Он был поглощён одной мыслью: спасти Анюту от брака с сенатором Каменским и решиться наконец на отчаянный шаг, женитьбу, которая, по всеобщему убеждению, должна была привести обоих к заточению в разные монастыри. Но так как они оба решили не сдаваться и не оставаться добровольно келейниками, то, стало быть, после такого исхода приходилось быть готовым на новую борьбу и новые подвиги мужества.
"А что если и впрямь придётся бежать из пределов российских, думал Борщёв, и идти на службу к Крымскому хану. Мне, гвардейцу и православному. Фу, Господи! Какое в свете бывает на людей диковинное стечение обстоятельств. Хорошо Анюте. Она и впрямь не русская духом и силою... Может ей там, у хана-то, покажется привольно, как на родине. Кровь крымская заговорит, материнская... А я то ведь совсем туляк, а не татарин".
И молодому человеку представлялся вопрос, печалиться или смеяться, в виду своего будущего. Выходит и грустно, но забавно.
Вдобавок Борис был убеждён, что князь, оскорблённый в своей отцовской и боярской гордости, на всё пойдёт. Он воспользуется конечно пребыванием в Москве нового правительства и многих друзей-сановников, чтобы лихо отомстить внуку за позор и за поругание его дома. На увоз дочери из дома и венчание самокруткой, без согласия и благословения родителей, всё общество смотрело почти как на преступление, равное грабежу и даже убийству. А тут ещё родственные отношения, т.е. преступление против законов церковных, стало быть поругание религии.
Да, богохульством так и поставят! решил Борис. Захотят, кто в силе, да во власти, так из меня злодея хуже Стеньки
Разина сделают, а за богохульство не монастырём уже пахнет, а Сибирью.
Однако, вместе с этими рассуждениями, Борис не падал духом и, получив деньги от матери, тотчас принялся за хлопоты. Прежде всего он разыскал квартиру Алексея Хрущёва. Он вспомнил ласковую речь молодого "рябчика" и предложение любовное и дружеское услуг и помощи в тот день, когда он просил его одолжить ему простое платье.
Хрущёв жил неподалёку от Плющихи, остановившись у одинокой старушки, родственницы по матери, госпожи Ооновской.

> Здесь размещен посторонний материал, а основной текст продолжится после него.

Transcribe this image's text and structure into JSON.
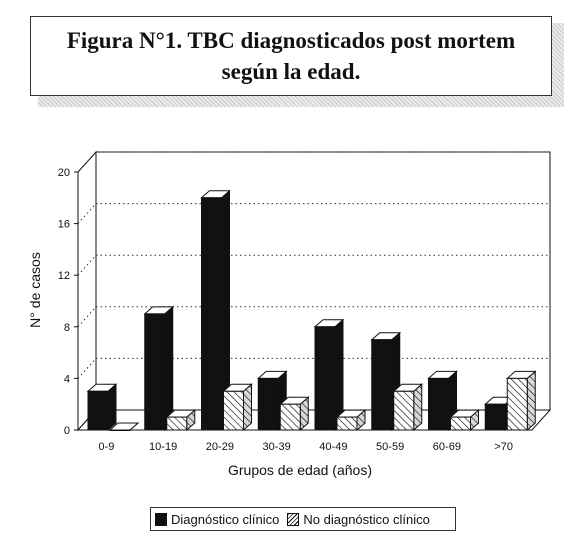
{
  "figure": {
    "title": "Figura N°1. TBC diagnosticados post mortem según la edad."
  },
  "chart_data": {
    "type": "bar",
    "title": "Figura N°1. TBC diagnosticados post mortem según la edad.",
    "xlabel": "Grupos de edad (años)",
    "ylabel": "N° de casos",
    "ylim": [
      0,
      20
    ],
    "yticks": [
      0,
      4,
      8,
      12,
      16,
      20
    ],
    "grid": true,
    "legend_position": "bottom",
    "categories": [
      "0-9",
      "10-19",
      "20-29",
      "30-39",
      "40-49",
      "50-59",
      "60-69",
      ">70"
    ],
    "series": [
      {
        "name": "Diagnóstico clínico",
        "values": [
          3,
          9,
          18,
          4,
          8,
          7,
          4,
          2
        ],
        "color": "#111111"
      },
      {
        "name": "No diagnóstico clínico",
        "values": [
          0,
          1,
          3,
          2,
          1,
          3,
          1,
          4
        ],
        "color": "hatched"
      }
    ]
  }
}
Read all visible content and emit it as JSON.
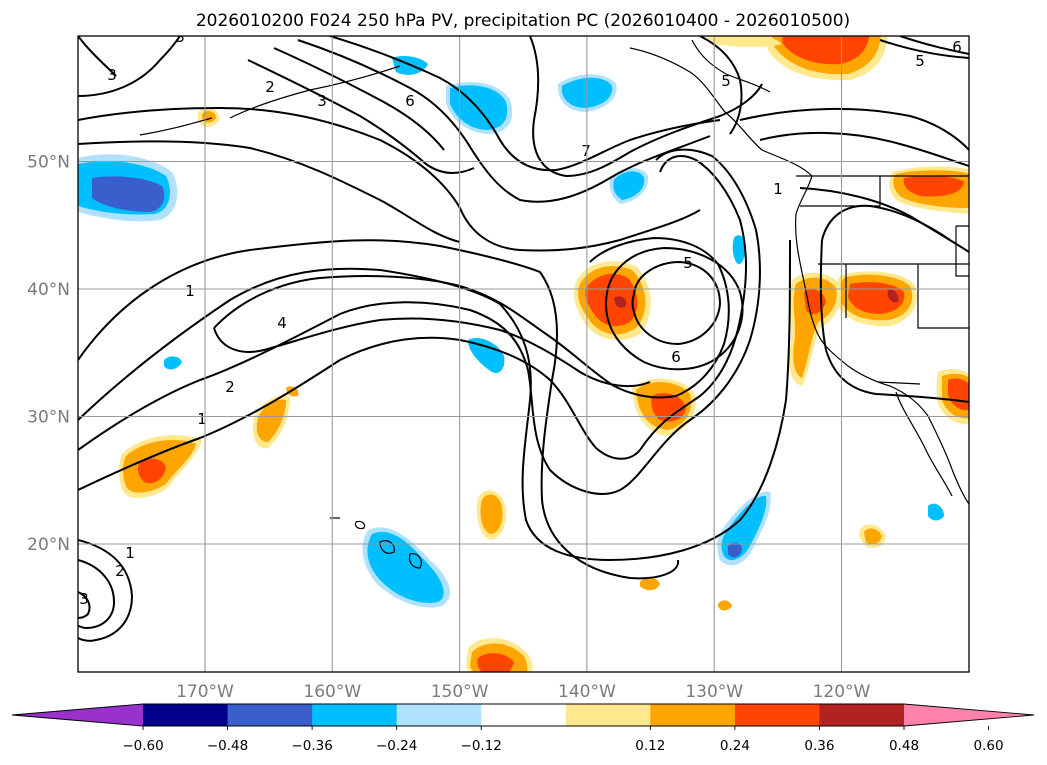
{
  "chart_data": {
    "type": "contour-map",
    "title": "2026010200 F024 250 hPa PV, precipitation PC (2026010400 - 2026010500)",
    "lat_ticks": [
      {
        "value": 50,
        "label": "50°N"
      },
      {
        "value": 40,
        "label": "40°N"
      },
      {
        "value": 30,
        "label": "30°N"
      },
      {
        "value": 20,
        "label": "20°N"
      }
    ],
    "lon_ticks": [
      {
        "value": -170,
        "label": "170°W"
      },
      {
        "value": -160,
        "label": "160°W"
      },
      {
        "value": -150,
        "label": "150°W"
      },
      {
        "value": -140,
        "label": "140°W"
      },
      {
        "value": -130,
        "label": "130°W"
      },
      {
        "value": -120,
        "label": "120°W"
      }
    ],
    "grid": true,
    "colorbar": {
      "ticks": [
        "−0.60",
        "−0.48",
        "−0.36",
        "−0.24",
        "−0.12",
        "0.12",
        "0.24",
        "0.36",
        "0.48",
        "0.60"
      ],
      "colors": [
        "#9932cc",
        "#00008b",
        "#3a5fcd",
        "#00bfff",
        "#b0e2ff",
        "#ffffff",
        "#ffe88e",
        "#ffa500",
        "#ff4500",
        "#b22222",
        "#ff82ab"
      ],
      "extend": "both"
    },
    "pv_contour_labels": [
      "3",
      "3",
      "2",
      "3",
      "6",
      "7",
      "5",
      "5",
      "6",
      "1",
      "5",
      "6",
      "4",
      "1",
      "2",
      "1",
      "1",
      "2",
      "3"
    ]
  }
}
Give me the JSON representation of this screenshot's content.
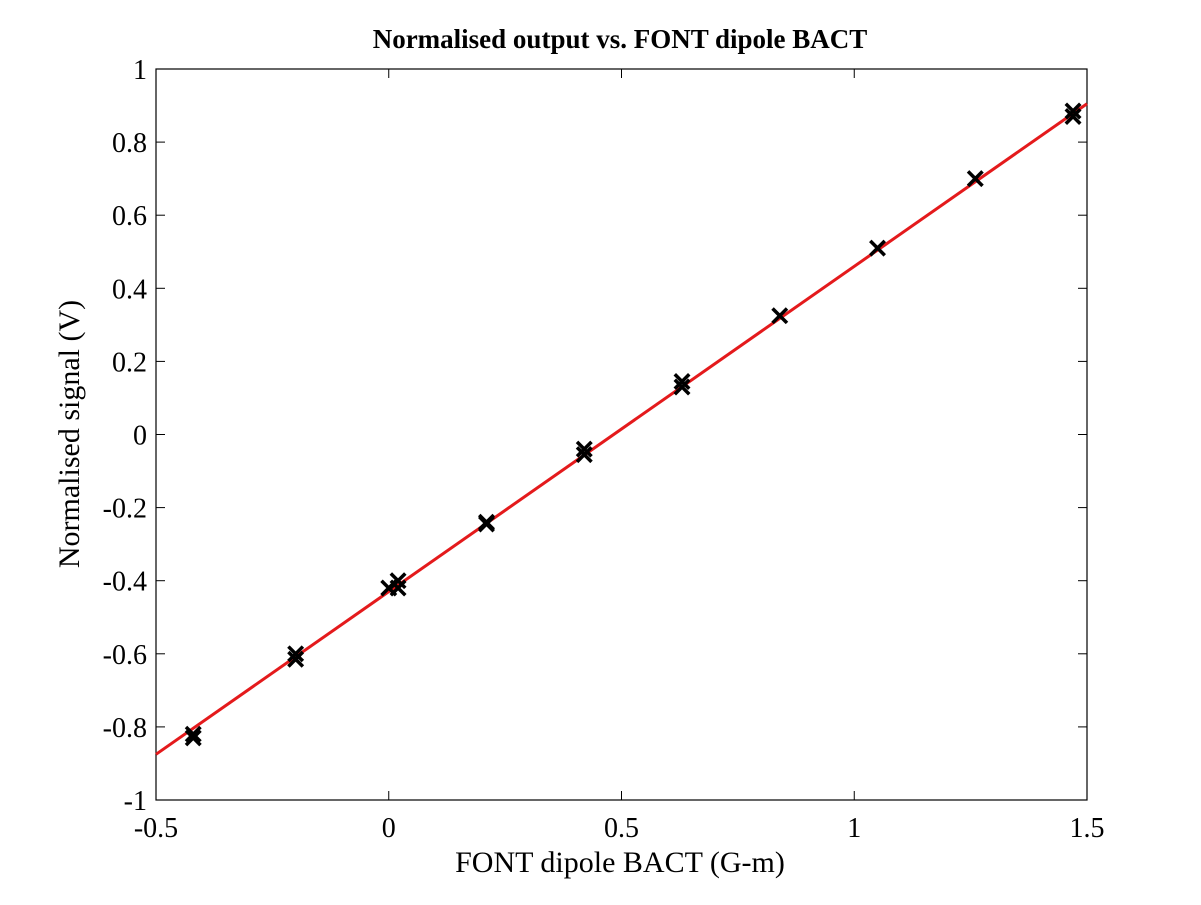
{
  "chart_data": {
    "type": "scatter",
    "title": "Normalised output vs. FONT dipole BACT",
    "xlabel": "FONT dipole BACT (G-m)",
    "ylabel": "Normalised signal (V)",
    "xlim": [
      -0.5,
      1.5
    ],
    "ylim": [
      -1,
      1
    ],
    "x_ticks": [
      -0.5,
      0,
      0.5,
      1,
      1.5
    ],
    "x_tick_labels": [
      "-0.5",
      "0",
      "0.5",
      "1",
      "1.5"
    ],
    "y_ticks": [
      -1,
      -0.8,
      -0.6,
      -0.4,
      -0.2,
      0,
      0.2,
      0.4,
      0.6,
      0.8,
      1
    ],
    "y_tick_labels": [
      "-1",
      "-0.8",
      "-0.6",
      "-0.4",
      "-0.2",
      "0",
      "0.2",
      "0.4",
      "0.6",
      "0.8",
      "1"
    ],
    "grid": false,
    "series": [
      {
        "marker": "x",
        "color": "#000000",
        "x": [
          -0.42,
          -0.42,
          -0.2,
          -0.2,
          0.0,
          0.02,
          0.02,
          0.21,
          0.21,
          0.42,
          0.42,
          0.63,
          0.63,
          0.84,
          1.05,
          1.26,
          1.47,
          1.47
        ],
        "y": [
          -0.82,
          -0.83,
          -0.6,
          -0.615,
          -0.42,
          -0.4,
          -0.42,
          -0.24,
          -0.245,
          -0.04,
          -0.055,
          0.145,
          0.13,
          0.325,
          0.51,
          0.7,
          0.885,
          0.87
        ]
      },
      {
        "type": "line",
        "color": "#e41a1c",
        "x": [
          -0.5,
          1.5
        ],
        "y": [
          -0.875,
          0.905
        ]
      }
    ]
  }
}
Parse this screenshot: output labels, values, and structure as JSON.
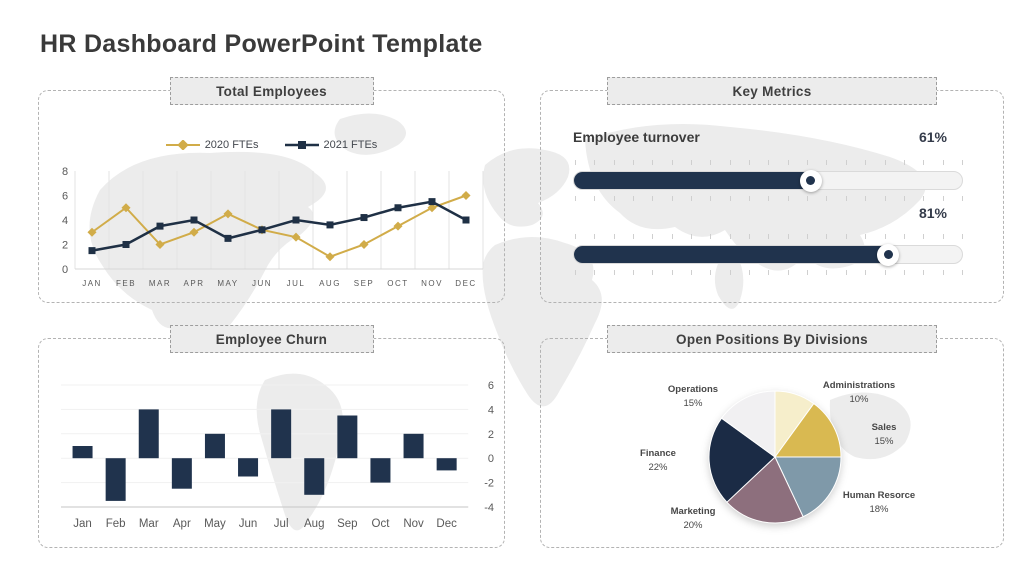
{
  "page": {
    "title": "HR Dashboard PowerPoint Template"
  },
  "panels": {
    "total_employees": {
      "title": "Total Employees"
    },
    "key_metrics": {
      "title": "Key Metrics",
      "metric_label": "Employee turnover",
      "sliders": [
        {
          "value": 61,
          "value_label": "61%"
        },
        {
          "value": 81,
          "value_label": "81%"
        }
      ]
    },
    "employee_churn": {
      "title": "Employee Churn"
    },
    "open_positions": {
      "title": "Open Positions By Divisions"
    }
  },
  "colors": {
    "accent_navy": "#20334d",
    "accent_gold": "#d1ac49",
    "axis_text": "#595959",
    "gridline": "#e3e3e3"
  },
  "chart_data": [
    {
      "type": "line",
      "title": "Total Employees",
      "x": [
        "JAN",
        "FEB",
        "MAR",
        "APR",
        "MAY",
        "JUN",
        "JUL",
        "AUG",
        "SEP",
        "OCT",
        "NOV",
        "DEC"
      ],
      "series": [
        {
          "name": "2020 FTEs",
          "color": "#d1ac49",
          "marker": "diamond",
          "values": [
            3,
            5,
            2,
            3,
            4.5,
            3.2,
            2.6,
            1,
            2,
            3.5,
            5,
            6
          ]
        },
        {
          "name": "2021 FTEs",
          "color": "#1f3045",
          "marker": "square",
          "values": [
            1.5,
            2,
            3.5,
            4,
            2.5,
            3.2,
            4,
            3.6,
            4.2,
            5,
            5.5,
            4
          ]
        }
      ],
      "ylim": [
        0,
        8
      ],
      "yticks": [
        0,
        2,
        4,
        6,
        8
      ],
      "grid": "vertical",
      "legend_position": "top"
    },
    {
      "type": "bar",
      "title": "Employee Churn",
      "categories": [
        "Jan",
        "Feb",
        "Mar",
        "Apr",
        "May",
        "Jun",
        "Jul",
        "Aug",
        "Sep",
        "Oct",
        "Nov",
        "Dec"
      ],
      "values": [
        1,
        -3.5,
        4,
        -2.5,
        2,
        -1.5,
        4,
        -3,
        3.5,
        -2,
        2,
        -1
      ],
      "color": "#20334d",
      "ylim": [
        -4,
        6
      ],
      "yticks": [
        6,
        4,
        2,
        0,
        -2,
        -4
      ],
      "yaxis_side": "right"
    },
    {
      "type": "pie",
      "title": "Open Positions By Divisions",
      "direction": "clockwise",
      "start_angle_deg": 0,
      "slices": [
        {
          "label": "Administrations",
          "value": 10,
          "pct_label": "10%",
          "color": "#f6eecb"
        },
        {
          "label": "Sales",
          "value": 15,
          "pct_label": "15%",
          "color": "#d9b951"
        },
        {
          "label": "Human Resorce",
          "value": 18,
          "pct_label": "18%",
          "color": "#7f99a9"
        },
        {
          "label": "Marketing",
          "value": 20,
          "pct_label": "20%",
          "color": "#8d6f7d"
        },
        {
          "label": "Finance",
          "value": 22,
          "pct_label": "22%",
          "color": "#1b2b45"
        },
        {
          "label": "Operations",
          "value": 15,
          "pct_label": "15%",
          "color": "#f1f0f2"
        }
      ]
    }
  ]
}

Большой дом, деревянный с балконами, в роде усадьбы, представился глазам Борщёва, когда он с трудом разыскал его за Пресненскими прудами. Вокруг дома не было никаких построек, никакого жилья. Громадный двор, или скорее поляна, сплошь покрытая осенней жёлтой травой и лужами, расстилалась перед домом, и по ней, извиваясь как просёлок, зигзагами, шла наезженная дорога, от ворот к крыльцу барскому. За домом был большой сад, в две или три десятины, за которым начинался заросший, густой лес, протянувшийся вплоть до Москвы-реки, и до села Петровского. Основская, действительно, жила здесь не в качестве обывательницы города Москвы, а в качестве помещицы. Деды её выстроили дом в купленном имении под Москвой, стараясь построить на краю своей земли, поближе к городу. И вот, понемногу, за сто лет, матушка-Москва всё ползла и наконец подползла к самому имению и дому Основской. Царь Алексей Михайлович ещё на охоту сюда ездил, хотя место и тогда было уже плохое для дичи, слишком бойкое, но всё ж таки бывали дикие утки, пролётом отдыхая на прудах. Теперь же тут была окраина города.